UAE. Dubai Duty Free, the world’s largest single airport retailer is to close temporarily from Wednesday 25 March due to the suspension of all international traffic to, from, and through (transit) the UAE for two weeks.

Like Dubai International (DXB), Abu Dhabi International Airport and all its commercial operations will be similarly affected.

Dubai Duty Free Executive Vice Chairman and CEO Colm McLoughlin confirmed the shutdown to The Moodie Davitt Report in a phone call this evening Dubai time.

McLoughlin said the air traffic closure was the correct decision, one made in line with (and support) of the government’s position in protecting the UAE population from the COVID-19 outbreak. He said that Dubai Duty Free would be writing to all its staff and advising them of how the company planned to deal with the situation.

Emirates and Etihad slash flights

Yesterday, Emirates Airline announced the suspension of most of passenger flights from 25 March in response to the COVID-19 outbreak.

Emirates Group Chairman and Chief Executive HH Sheikh Ahmed bin Saeed Al Maktoum said: “The world has literally gone into quarantine due to the COVID-19 outbreak. This is an unprecedented crisis situation in terms of breadth and scale: geographically, as well as from a health, social, and economic standpoint. Until January 2020, the Emirates Group was doing well against our current financial year targets. But COVID-19 has brought all that to a sudden and painful halt over the past six weeks.”

Abu Dhabi-based Etihad Airways further reduced services across its network from 22 March, with suspensions to and from key destinations. The airline suspended flights to the vital Indian market for the coming week initially. That includes Delhi and Mumbai (22-29 March) and Ahmedabad, Bangalore, Chennai, Cochin, Hyderabad, Kolkata, Kozhikide and Trivandrum (22-28 March).

Other suspensions (most of which run to 30 April) include Baku, Minsk, Brussels, Chengdu, Shanghai, Cairo, Hong Kong (to 30 June), Rome, Milan, Nagoya (to 30 June), Nairobi, Amman, Beirut, Kuwait, Casablanca, Lagos (to 23 April), Karachi, Lahore, Islamabad (to 4 April), Moscow, Riyadh, Jeddah, Amman, Medina, Belgrade, Madrid, Barcelona, Khartoum, Geneva, Zürich and Istanbul.

Etihad Aviation Group Group Chief Executive Officer Tony Douglas commented: “These are unprecedented times and unprecedented decisions are being made by governments, authorities and companies, including Etihad, to contain the spread of the coronavirus and to help minimise its effects around the world.”

Podcast Interview conducted on 20 March: In Crisis – Travel Retail Voices: Dubai Duty Free’s Colm McLoughlin on COVID-19

UAE. Welcome to In Crisis – Travel Retail Voices: a new Podcast series where we speak to members of the travel retail community all around the world to examine how they, their businesses and even their families are coping with the COVID-19 crisis.

In a remarkable 50 year career in travel retail, both in his native Ireland and since 1983 in Dubai, Colm McLoughlin has seen various global and regional crises, some – like the two Gulf Wars and the SARS outbreak of 2003 – very serious indeed.
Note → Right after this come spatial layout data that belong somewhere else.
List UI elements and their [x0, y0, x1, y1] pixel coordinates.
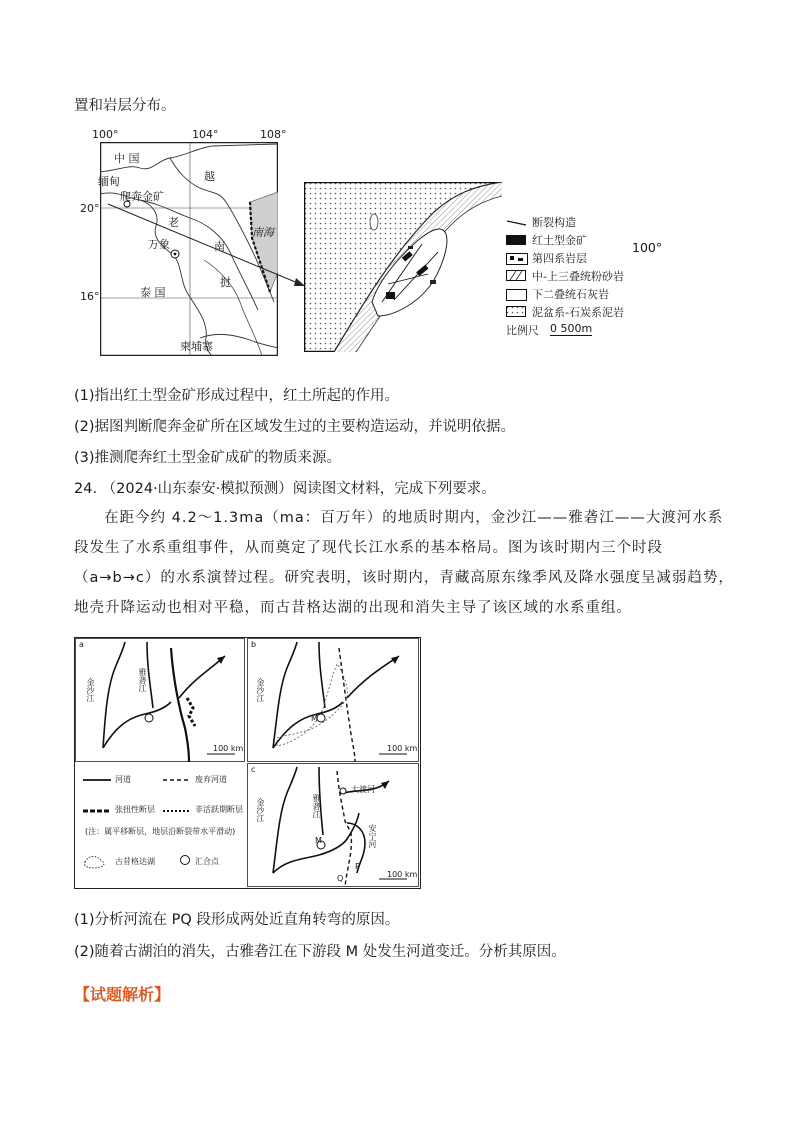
label-laos: 老: [168, 216, 179, 229]
q24-part2: (2)随着古湖泊的消失，古雅砻江在下游段 M 处发生河道变迁。分析其原因。: [74, 944, 566, 960]
q23-part1: (1)指出红土型金矿形成过程中，红土所起的作用。: [74, 388, 400, 404]
panel-c-label: c: [251, 765, 256, 774]
label-cambodia: 柬埔寨: [180, 340, 213, 353]
lat-label-20: 20°: [80, 202, 100, 215]
panel-a-jinsha: 金沙江: [86, 678, 95, 702]
panel-c-scale: 100 km: [387, 870, 418, 879]
panel-a-scale: 100 km: [213, 744, 244, 753]
legend-scale: [506, 322, 646, 340]
legend-limestone-label: 下二叠统石灰岩: [532, 288, 609, 301]
inset-legend: [506, 214, 646, 340]
panel-c-m: M: [315, 836, 322, 845]
limestone-swatch-icon: [506, 289, 527, 301]
panel-c-jinsha: 金沙江: [256, 798, 265, 822]
label-china: 中 国: [114, 152, 140, 165]
label-tao: 挝: [220, 276, 231, 289]
geology-inset: [304, 182, 502, 352]
fault1-icon: [83, 806, 113, 816]
lake-icon: [83, 852, 109, 870]
legend-note: (注：属平移断层，地层沿断裂带水平滑动): [85, 827, 236, 836]
label-thailand: 泰 国: [140, 286, 166, 299]
panel-b-m: M: [311, 714, 318, 723]
river-line-icon: [83, 776, 113, 784]
legend-limestone: [506, 286, 646, 304]
panel-b-scale: 100 km: [387, 744, 418, 753]
q23-part3: (3)推测爬奔红土型金矿成矿的物质来源。: [74, 450, 342, 466]
panel-c-dadu: 大渡河: [351, 785, 375, 794]
legend-mudstone: [506, 304, 646, 322]
fault-line-icon: [506, 218, 528, 228]
legend-siltstone-label: 中-上三叠统粉砂岩: [532, 270, 624, 283]
legend-fault-label: 断裂构造: [532, 216, 576, 229]
river-evolution-figure: [74, 637, 421, 889]
panel-c-anning: 安宁河: [368, 824, 377, 848]
mudstone-swatch-icon: [506, 306, 528, 318]
legend-gold: [506, 232, 646, 250]
analysis-heading: 【试题解析】: [74, 985, 171, 1004]
confluence-icon: [179, 854, 191, 866]
legend-confluence: 汇合点: [195, 857, 219, 866]
legend-river: 河道: [115, 775, 131, 784]
scale-value: 0 500m: [550, 322, 593, 335]
intro-line: 置和岩层分布。: [74, 98, 176, 114]
floating-degree-label: 100°: [632, 240, 663, 255]
connector-arrow: [100, 190, 320, 300]
q24-part1: (1)分析河流在 PQ 段形成两处近直角转弯的原因。: [74, 912, 400, 928]
lon-label-100: 100°: [92, 128, 119, 141]
label-south: 南: [214, 240, 225, 253]
panel-b-jinsha: 金沙江: [256, 678, 265, 702]
legend-mudstone-label: 泥盆系-石炭系泥岩: [532, 306, 624, 319]
q24-paragraph: 在距今约 4.2～1.3ma（ma：百万年）的地质时期内，金沙江——雅砻江——大渡河水系段发生了水系重组事件，从而奠定了现代长江水系的基本格局。图为该时期内三个时段（a→b→c）的水系演替过程。研究表明，该时期内，青藏高原东缘季风及降水强度呈减弱趋势，地壳升降运动也相对平稳，而古昔格达湖的出现和消失主导了该区域的水系重组。: [74, 510, 734, 616]
panel-a-yalong: 雅砻江: [138, 668, 147, 692]
lon-label-108: 108°: [260, 128, 287, 141]
lon-label-104: 104°: [192, 128, 219, 141]
legend-quaternary: [506, 250, 646, 268]
gold-swatch-icon: [506, 235, 526, 245]
q24-header: 24. （2024·山东泰安·模拟预测）阅读图文材料，完成下列要求。: [74, 481, 496, 497]
panel-c: [247, 763, 419, 887]
label-sea: 南海: [252, 226, 274, 239]
fault2-icon: [163, 806, 193, 816]
label-vietnam: 越: [204, 170, 215, 183]
legend-fault2: 非活跃期断层: [195, 805, 243, 814]
panel-b-label: b: [251, 640, 257, 649]
label-myanmar: 缅甸: [98, 175, 120, 188]
siltstone-swatch-icon: [506, 270, 528, 282]
quaternary-swatch-icon: [506, 253, 528, 265]
label-vientiane: 万象: [148, 238, 170, 251]
scale-label: 比例尺: [506, 324, 539, 337]
abandoned-line-icon: [163, 776, 193, 784]
legend-fault: [506, 214, 646, 232]
panel-c-p: P: [355, 862, 360, 871]
label-mine: 爬奔金矿: [120, 190, 164, 203]
fig2-legend: [79, 768, 243, 884]
panel-a-label: a: [79, 640, 84, 649]
legend-abandoned: 废弃河道: [195, 775, 227, 784]
legend-quaternary-label: 第四系岩层: [532, 252, 587, 265]
panel-c-yalong: 雅砻江: [312, 794, 321, 818]
panel-c-q: Q: [337, 874, 344, 883]
legend-fault1: 张扭性断层: [115, 805, 155, 814]
lat-label-16: 16°: [80, 290, 100, 303]
q23-part2: (2)据图判断爬奔金矿所在区域发生过的主要构造运动，并说明依据。: [74, 419, 516, 435]
legend-siltstone: [506, 268, 646, 286]
legend-gold-label: 红土型金矿: [532, 234, 587, 247]
legend-lake: 古昔格达湖: [115, 857, 155, 866]
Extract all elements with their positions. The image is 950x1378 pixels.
But even the supremo of the world’s biggest single retailer airport duty free business, Dubai Duty Free, admits he has not seen anything like this before.

[Click on the icon to hear the full Colm McLoughlin interview]

Executive Vice Chairman & CEO McLoughlin said that Dubai Duty Free’s business had been up AED22 million (US$5.9 million) year-on-year for January, but is now down by AED200 million (US$53.6 million) for the year to date.

For the first 19 days of March, sales slumped -43% year-on-year and judging by impending developments in Dubai, things are about to get much worse.

Giving the view from Dubai, McLoughlin says: “Our only traffic through Dubai Airport right now is transit traffic. In conjunction with many things, we have closed our Irish Village at the Parks & Resorts. Today we are closing our arrivals.

“There is a discussion going on at the airport about the possibility of closing Concourse A, which would mean our duty free would cease to operate. There has been a tremendous effect, but all these decisions are, in my opinion, correct to help us get over this period of time.”

Speaking about some of the logistical challenges, McLoughlin said: “We have 1,500 of our staff on holiday at present; 500 of them are overseas and one of the latest government rules is that there is no entry allowed into Dubai, except returning UAE nationals, at the present time.”

Commenting on how the impact of COVID-19 compares to past crises, he added: “I keep on reading that this is worse than anything before and, on our business, it does seem to have had a bigger effect on us than anything before. The [easing Chinese outbreak] figures coming in suggest that it won’t be long term, but nobody can say for sure at the moment.”

He added: “We are trying our best, looking forward to things coming right and then we are all looking forward to a time when the whole team can bounce back to where we were before.”